L’EZLN ne s’est toujours pas prononcé par rapport au verdict. Un « silence éloquent », selon l’interprétation de Felipe Arizmendi, évêque de San Cristóbal de las Casas : « Leur réponse est le silence ; pour eux il s’agit d’une forme de réponse : ils considèrent que dans la mesure ou leurs propositions et les accords que le gouvernement avait réalissé avec eux n’ont pas été pris en compte, le dialogue est inutile ».
Une des critiques les plus fortes à la SCJN provient d’un ample secteur de la société civile formé d’ONG, des principaux centres de droits humains, d’organisations sociales, d’académiciens et d’intellectuels reconnus qui ont qualifié le verdict de « moquerie » qui reproduit « la discrimination, le racisme et toute l’attitude colonialiste » auxquels les peuples indiens du Mexique ont été soumis.
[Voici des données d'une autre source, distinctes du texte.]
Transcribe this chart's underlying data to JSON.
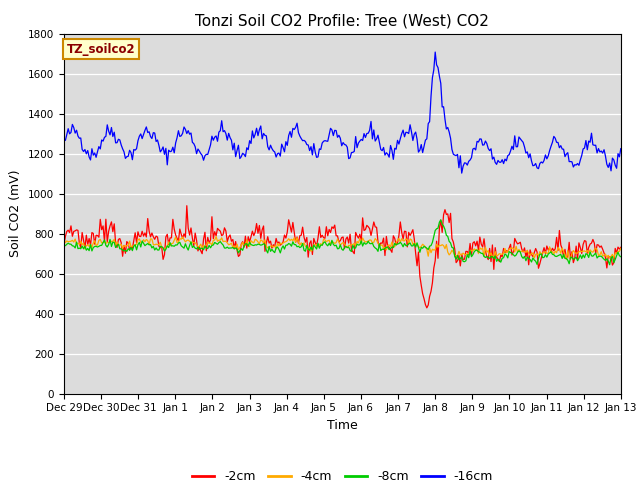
{
  "title": "Tonzi Soil CO2 Profile: Tree (West) CO2",
  "ylabel": "Soil CO2 (mV)",
  "xlabel": "Time",
  "ylim": [
    0,
    1800
  ],
  "legend_label": "TZ_soilco2",
  "line_labels": [
    "-2cm",
    "-4cm",
    "-8cm",
    "-16cm"
  ],
  "line_colors": [
    "#ff0000",
    "#ffaa00",
    "#00cc00",
    "#0000ff"
  ],
  "bg_color": "#dcdcdc",
  "title_fontsize": 11,
  "tick_fontsize": 7.5,
  "label_fontsize": 9,
  "yticks": [
    0,
    200,
    400,
    600,
    800,
    1000,
    1200,
    1400,
    1600,
    1800
  ],
  "tick_labels": [
    "Dec 29",
    "Dec 30",
    "Dec 31",
    "Jan 1",
    "Jan 2",
    "Jan 3",
    "Jan 4",
    "Jan 5",
    "Jan 6",
    "Jan 7",
    "Jan 8",
    "Jan 9",
    "Jan 10",
    "Jan 11",
    "Jan 12",
    "Jan 13"
  ],
  "n_points": 400,
  "xlim": [
    0,
    15
  ]
}
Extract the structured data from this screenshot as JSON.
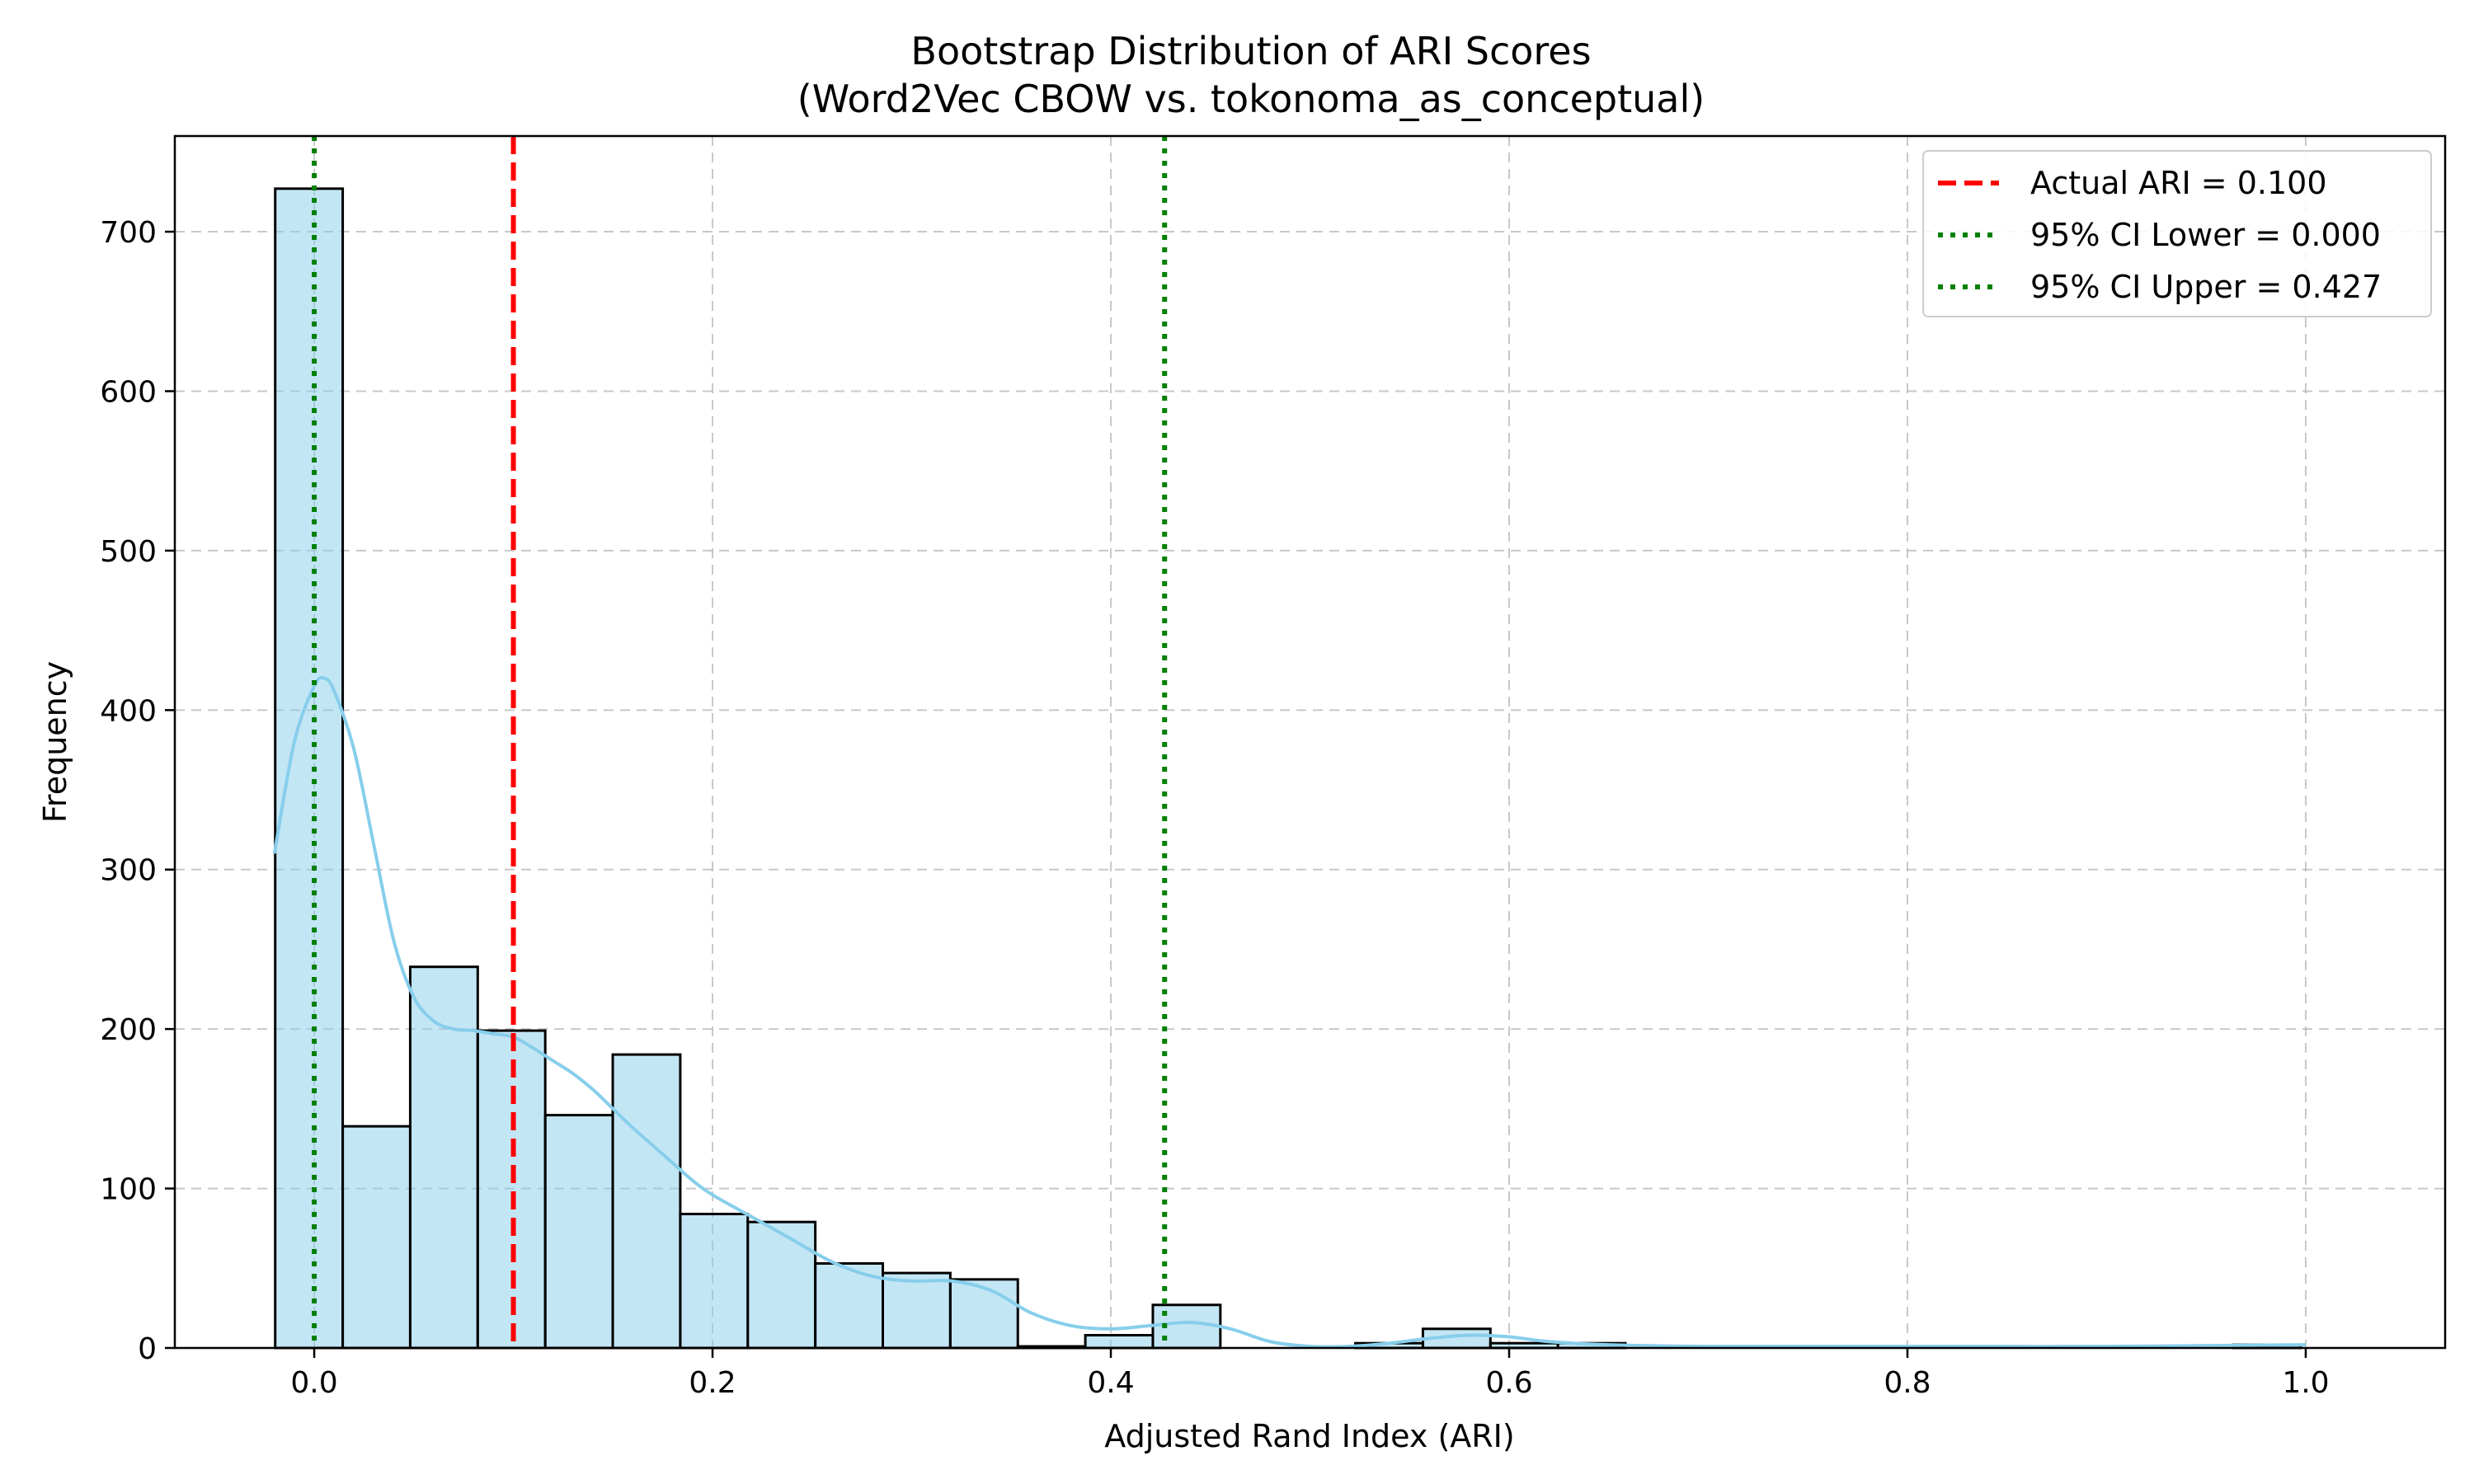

Le communiqué termine en affirmant que « personne n’a désormais l’autorité morale pour juger la voie que les peuples indiens choisiront librement pour obtenir les justes demandes d’autonomie et de dignité ».
La Conférence Episcopale Mexicaine a convoqué la société à un grand Dialogue National -auquel pourra contribuer la communauté internationale- pour chercher à transformer les mots du Pape lors de sa récente visite au Mexique en réalité : « Le Mexique a besoin de ses indigènes et les indigènes ont besoin de Mexique ». Les évêques catholiques ont affirmé que « comme église, nous souhaitons renforcer notre compromis vis à vis des indigènes. Il est impossible de continuer à vivre dans un Mexique divisé par le racisme et la discrimination ; les peuples indiens méritent la reconnaissance de leurs cultures, leur façon de voir les choses et leur autonomie. «
Depuis le secteur protestant, le leader de l’Eglise Presbytérienne, le pasteur Abner López, a exhorté le Congrès à réviser les réformes constitutionnelles en matière indigène vu que sans cela, il sera pratiquement impossible de continuer le dialogue de paix entre l’EZLN et le gouvernement fédéral. Il a également critiqué le gouvernement du président Fox dans la mesure ou sa préoccupation pour les peuples indiens n’a été « qu’en apparence ».
Le gouvernement du Chiapas a exprimé que la décision de la Cour « ne doit pas être considérée comme la fin du chemin mais comme le début d’une nouvelle étape de laquelle de nouvelles initiatives de paix devront surgir ». Il a affirmé que le Congrès de l’Union doit évaluer la possibilité de lancer une réforme additionnelle : « aucun effort n’est excessif à l’heure actuelle si par ce biais s’exprime la volonté inaltérable de répondre aux peuples indiens et d’avancer dans le sens de la paix ».
Au niveau politique, le PRD a rejeté catégoriquement le verdict de la Cour. Du coté du PRI, on a pu écouter diverses opinions, depuis ceux qui ont demandé de commencer immédiatement une réforme à la réforme jusqu’à ceux qui considèrent que le thème de doit pas ni n’a besoin d’être reconsidéré. La majorité des législateurs du PAN ont approuvé le verdict de la SCJN. Les opinions au sein de la COCOPA ont été le reflet du manque de consensus qui existe par rapport au thème.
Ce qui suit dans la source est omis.